3/13/2012

School vouchers

A school voucher, also called an education voucher, is a certificate issued by the government, which parents can apply toward tuition at a private school (or, by extension, to reimburse home schooling expenses), rather than at the state school to which their child is assigned.

Under non-voucher education systems, people who currently pay for private schooling are still taxed for public schools; therefore, they fund both public and private schools simultaneously. Via offsetting the cost of private school tuition, vouchers are intended to allow students and families to choose the school that best fits their needs.

What are the canonical justifications for public expenditure and provision of education?

1.Public goods arguments: The major reason offered for taxing everyone then providing schooling for free (say the statists) is that education is a public good in the traditional sense. Since my education produces benefits for other people (e.g. I am a better voter, I commit less crime, etc.) and I cannot capture all of those benefits, then I choose to acquire a suboptimally low level of schooling.

2.Distributional arguments:We need to have publicly funded schools because some people are simlpy too poor to send their children to schools that cost money.

3.Behavioral arguments: Independent of income or free-rider problems, some people are just not sharp enough or unselfish enough to educate their children themselves, or to spend resources on the formal schooling of their children.

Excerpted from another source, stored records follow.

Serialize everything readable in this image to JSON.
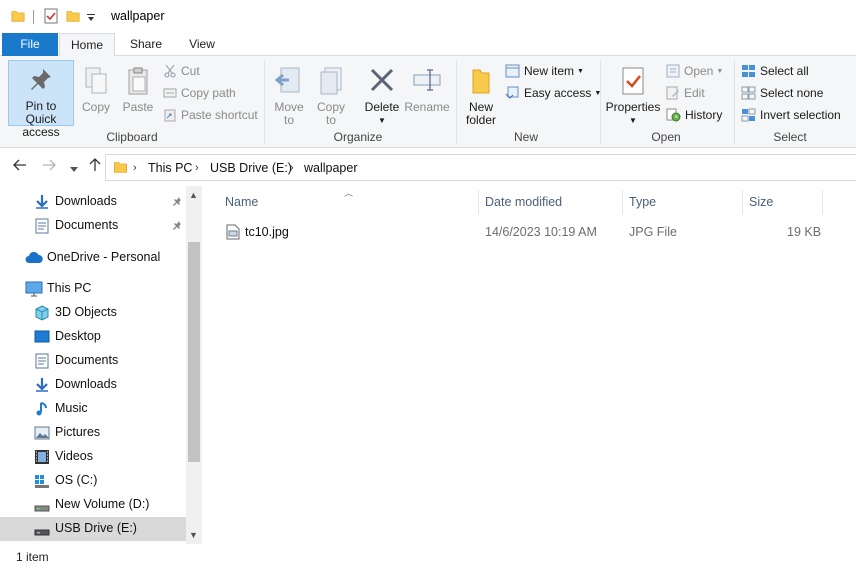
{
  "window": {
    "title": "wallpaper"
  },
  "tabs": {
    "file": "File",
    "home": "Home",
    "share": "Share",
    "view": "View"
  },
  "ribbon": {
    "clipboard": {
      "label": "Clipboard",
      "pin_line1": "Pin to Quick",
      "pin_line2": "access",
      "copy": "Copy",
      "paste": "Paste",
      "cut": "Cut",
      "copy_path": "Copy path",
      "paste_shortcut": "Paste shortcut"
    },
    "organize": {
      "label": "Organize",
      "move_to_1": "Move",
      "move_to_2": "to",
      "copy_to_1": "Copy",
      "copy_to_2": "to",
      "delete": "Delete",
      "rename": "Rename"
    },
    "new": {
      "label": "New",
      "new_folder_1": "New",
      "new_folder_2": "folder",
      "new_item": "New item",
      "easy_access": "Easy access"
    },
    "open": {
      "label": "Open",
      "properties": "Properties",
      "open": "Open",
      "edit": "Edit",
      "history": "History"
    },
    "select": {
      "label": "Select",
      "select_all": "Select all",
      "select_none": "Select none",
      "invert_selection": "Invert selection"
    }
  },
  "address": {
    "crumbs": [
      "This PC",
      "USB Drive (E:)",
      "wallpaper"
    ]
  },
  "nav": {
    "items": [
      {
        "label": "Downloads"
      },
      {
        "label": "Documents"
      },
      {
        "label": "OneDrive - Personal"
      },
      {
        "label": "This PC"
      },
      {
        "label": "3D Objects"
      },
      {
        "label": "Desktop"
      },
      {
        "label": "Documents"
      },
      {
        "label": "Downloads"
      },
      {
        "label": "Music"
      },
      {
        "label": "Pictures"
      },
      {
        "label": "Videos"
      },
      {
        "label": "OS (C:)"
      },
      {
        "label": "New Volume (D:)"
      },
      {
        "label": "USB Drive (E:)"
      }
    ]
  },
  "columns": {
    "name": "Name",
    "date": "Date modified",
    "type": "Type",
    "size": "Size"
  },
  "files": [
    {
      "name": "tc10.jpg",
      "date": "14/6/2023 10:19 AM",
      "type": "JPG File",
      "size": "19 KB"
    }
  ],
  "status": {
    "count": "1 item"
  },
  "colors": {
    "accent": "#1979ca",
    "folder": "#f8c94a",
    "selected": "#d9d9d9"
  }
}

Thus, without compulsory schooling laws and without free government schools, some children would be confined to lives of idiocy because of the irrationality and selfishness of their parents.

Why they are fallacies:

1.The free-rider argument does not apply here. The argument suggests that I won’t send my kids to school because if everyone else sends their kid to school then I get to consume the benefits of their education without having to send my kid to school at all. But the truth is that no one would refuse to send his child to school. The matriculation is competitive, so public good argument doesn't apply at least in schooling issue.


Private schools have an incentive to teach students and families things that are useful – particularly if they need to compete for students and dollars.